Testora: Using Natural Language Intent to Detect Behavioral Regressions
As software is evolving, code changes can introduce regression bugs or affect the behavior in other unintended ways. Traditional regression test generation is impractical for detecting unintended behavioral changes, because it reports all behavioral differences as potential regressions. However, most code changes are intended to change the behavior in some way, e.g., to fix a bug or to add a new feature. This paper presents Testora, an automated approach that detects regressions by comparing the intentions of a code change against behavioral differences caused by the code change. Given a pull request (PR), Testora queries an LLM to generate tests that exercise the modified code, compares the behavior of the original and modified code, and classifies any behavioral differences as intended or unintended. For the classification, we present an LLM-based technique that leverages the natural language information associated with the PR, such as the title, description, and commit messages – effectively providing a natural language oracle for regression testing. Applying Testora to PRs of complex and popular Python projects, we find 19 regression bugs and 11 PRs that, despite having another intention, coincidentally fix a bug. Out of 13 regressions reported to the developers, 10 have been confirmed and 8 have already been fixed. The costs of using Testora are acceptable for real-world deployment, with 12.3 minutes to check a PR and LLM costs of only $0.003 per PR. We envision our approach to be used before or shortly after a code change gets merged into a code base, providing a way to early on detect regressions that are not caught by traditional approaches.
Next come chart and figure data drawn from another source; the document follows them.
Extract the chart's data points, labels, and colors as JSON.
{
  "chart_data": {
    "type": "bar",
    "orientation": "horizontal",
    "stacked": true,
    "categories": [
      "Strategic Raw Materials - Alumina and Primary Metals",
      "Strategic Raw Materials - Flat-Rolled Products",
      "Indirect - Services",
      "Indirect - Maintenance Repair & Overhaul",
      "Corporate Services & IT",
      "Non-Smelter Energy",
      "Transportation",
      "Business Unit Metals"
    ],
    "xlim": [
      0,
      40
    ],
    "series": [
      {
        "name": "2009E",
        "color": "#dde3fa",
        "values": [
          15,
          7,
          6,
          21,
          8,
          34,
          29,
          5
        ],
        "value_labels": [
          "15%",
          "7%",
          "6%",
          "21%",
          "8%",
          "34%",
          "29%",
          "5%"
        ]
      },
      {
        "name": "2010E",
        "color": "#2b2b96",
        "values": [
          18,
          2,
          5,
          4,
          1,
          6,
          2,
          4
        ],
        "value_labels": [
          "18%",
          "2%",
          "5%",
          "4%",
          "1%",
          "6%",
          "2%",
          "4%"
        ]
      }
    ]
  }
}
Michael Pradel is a faculty member at the CISPA Helmholtz Center for Information Security and a full professor at the University of Stuttgart, which he joined after a PhD at ETH Zurich, a post-doc at UC Berkeley, an assistant professorship at TU Darmstadt. He has visited Facebook, UC Berkeley, and UCLA for sabbaticals. His research interests span software engineering, programming languages, security, and machine learning, with a focus on tools and techniques for building reliable, efficient, and secure software. In particular, he is interested in neural-symbolic software analysis, analyzing web applications, dynamic analysis, and test generation. Michael has been recognized through the Ernst-Denert Software Engineering Award, an Emmy Noether grant by the German Research Foundation (DFG), two ERC grants, best/distinguished paper awards at FSE (3x), ISSTA, ASE, ASPLOS, and MSR, and by being named an ACM Distinguished Member.